La posizione del Comune di Genova

“Ricordiamo che Amiu a inizio gennaio, nella sua richiesta di proroga, aveva dichiarato il proprio interesse a partecipare alla procedura, e però, allo stesso tempo, per come è strutturato l’avviso, non può assumere la qualificazione di promotore, e infatti non parteciperà” ha commentato a Primocanale l’assessore Silvia Pericu. La giunta Salis ha inoltre ribadito come “la mancata partecipazione non è un impedimento a presentare in futuro un project financing, ma poi sarà da capire se la Regione in questo processo vorrà ignorare le criticità di cui abbiamo parlato, evidenziate dalla Commissione Europea, che ha definitivamente dichiarato il contrasto con il diritto europeo della procedura, in particolar modo rispetto al diritto di prelazione, un punto centrale dell’intera procedura proposta che ci avrebbe effettivamente potuto penalizzare”.

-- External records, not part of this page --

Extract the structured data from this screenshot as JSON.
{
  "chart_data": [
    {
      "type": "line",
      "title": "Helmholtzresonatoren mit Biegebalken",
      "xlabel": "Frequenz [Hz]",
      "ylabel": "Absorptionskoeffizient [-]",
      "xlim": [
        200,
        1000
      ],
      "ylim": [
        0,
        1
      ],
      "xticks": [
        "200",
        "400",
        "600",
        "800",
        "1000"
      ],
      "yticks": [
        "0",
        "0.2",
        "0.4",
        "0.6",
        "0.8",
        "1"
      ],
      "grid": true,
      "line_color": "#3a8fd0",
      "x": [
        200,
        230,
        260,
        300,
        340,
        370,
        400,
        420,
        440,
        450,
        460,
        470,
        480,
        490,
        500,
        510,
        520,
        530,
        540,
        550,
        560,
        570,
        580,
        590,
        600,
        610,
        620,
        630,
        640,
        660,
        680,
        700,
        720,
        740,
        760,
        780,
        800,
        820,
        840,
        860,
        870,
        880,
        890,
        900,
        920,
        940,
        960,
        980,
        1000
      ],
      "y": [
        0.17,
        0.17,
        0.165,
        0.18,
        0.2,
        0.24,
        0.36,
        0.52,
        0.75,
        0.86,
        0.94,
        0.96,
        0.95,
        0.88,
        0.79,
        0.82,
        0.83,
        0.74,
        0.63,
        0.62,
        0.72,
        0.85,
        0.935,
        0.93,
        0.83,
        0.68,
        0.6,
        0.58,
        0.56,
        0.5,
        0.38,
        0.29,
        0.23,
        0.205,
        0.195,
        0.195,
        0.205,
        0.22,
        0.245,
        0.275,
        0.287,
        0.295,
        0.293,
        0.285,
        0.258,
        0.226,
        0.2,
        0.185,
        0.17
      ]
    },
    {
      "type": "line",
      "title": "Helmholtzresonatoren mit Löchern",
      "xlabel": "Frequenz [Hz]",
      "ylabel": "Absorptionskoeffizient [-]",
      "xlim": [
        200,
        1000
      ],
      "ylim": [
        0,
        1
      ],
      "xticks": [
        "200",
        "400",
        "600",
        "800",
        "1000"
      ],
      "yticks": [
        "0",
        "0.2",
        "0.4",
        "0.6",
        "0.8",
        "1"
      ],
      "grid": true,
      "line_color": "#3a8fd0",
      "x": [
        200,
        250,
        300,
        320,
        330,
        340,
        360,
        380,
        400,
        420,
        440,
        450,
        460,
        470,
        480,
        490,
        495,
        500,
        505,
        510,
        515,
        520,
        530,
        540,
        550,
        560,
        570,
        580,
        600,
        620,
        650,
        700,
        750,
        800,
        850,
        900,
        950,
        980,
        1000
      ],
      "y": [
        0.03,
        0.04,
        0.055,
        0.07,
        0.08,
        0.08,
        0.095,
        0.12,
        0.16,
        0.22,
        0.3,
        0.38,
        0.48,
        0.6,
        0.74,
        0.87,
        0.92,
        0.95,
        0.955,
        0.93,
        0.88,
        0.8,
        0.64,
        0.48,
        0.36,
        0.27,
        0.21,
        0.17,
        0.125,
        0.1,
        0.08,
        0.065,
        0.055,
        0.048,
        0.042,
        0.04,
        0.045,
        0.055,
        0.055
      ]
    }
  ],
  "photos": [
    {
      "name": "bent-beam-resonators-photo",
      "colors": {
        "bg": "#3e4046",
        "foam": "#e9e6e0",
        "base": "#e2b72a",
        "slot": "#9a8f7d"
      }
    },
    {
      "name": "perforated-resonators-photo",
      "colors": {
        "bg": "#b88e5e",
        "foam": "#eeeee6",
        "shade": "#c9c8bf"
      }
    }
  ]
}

Il presidente Bucci: “Risposte ai liguri e ai genovesi”

Sul tema è intervenuto il presidente di Regione Liguria Marco Bucci che ha sottolineato l’intenzione di tirare dritto sul tema del termovalorizzatore. “Noi vogliamo che si faccia e abbiamo fatto il bando proprio perché le aziende interessate abbiano la possibilità di farsi conoscere e di fare accordi, se Amiu non vuole partecipare è un passo indietro e non un passo avanti ma si può sempre recuperare – ha spiegato il presidente ligure Marco Bucci -. La raccolta dei rifiuti e il grosso volume ce l’ha Amiu”. La mancata partecipazione del Comune di Genova, Bucci la commenta così: “Non ho capito perché non hanno partecipato all’avviso esplorativo ma noi andiamo avanti perché i genovesi e i liguri hanno bisogno del termovalorizzatore e di sapere come andrà con la Tari”.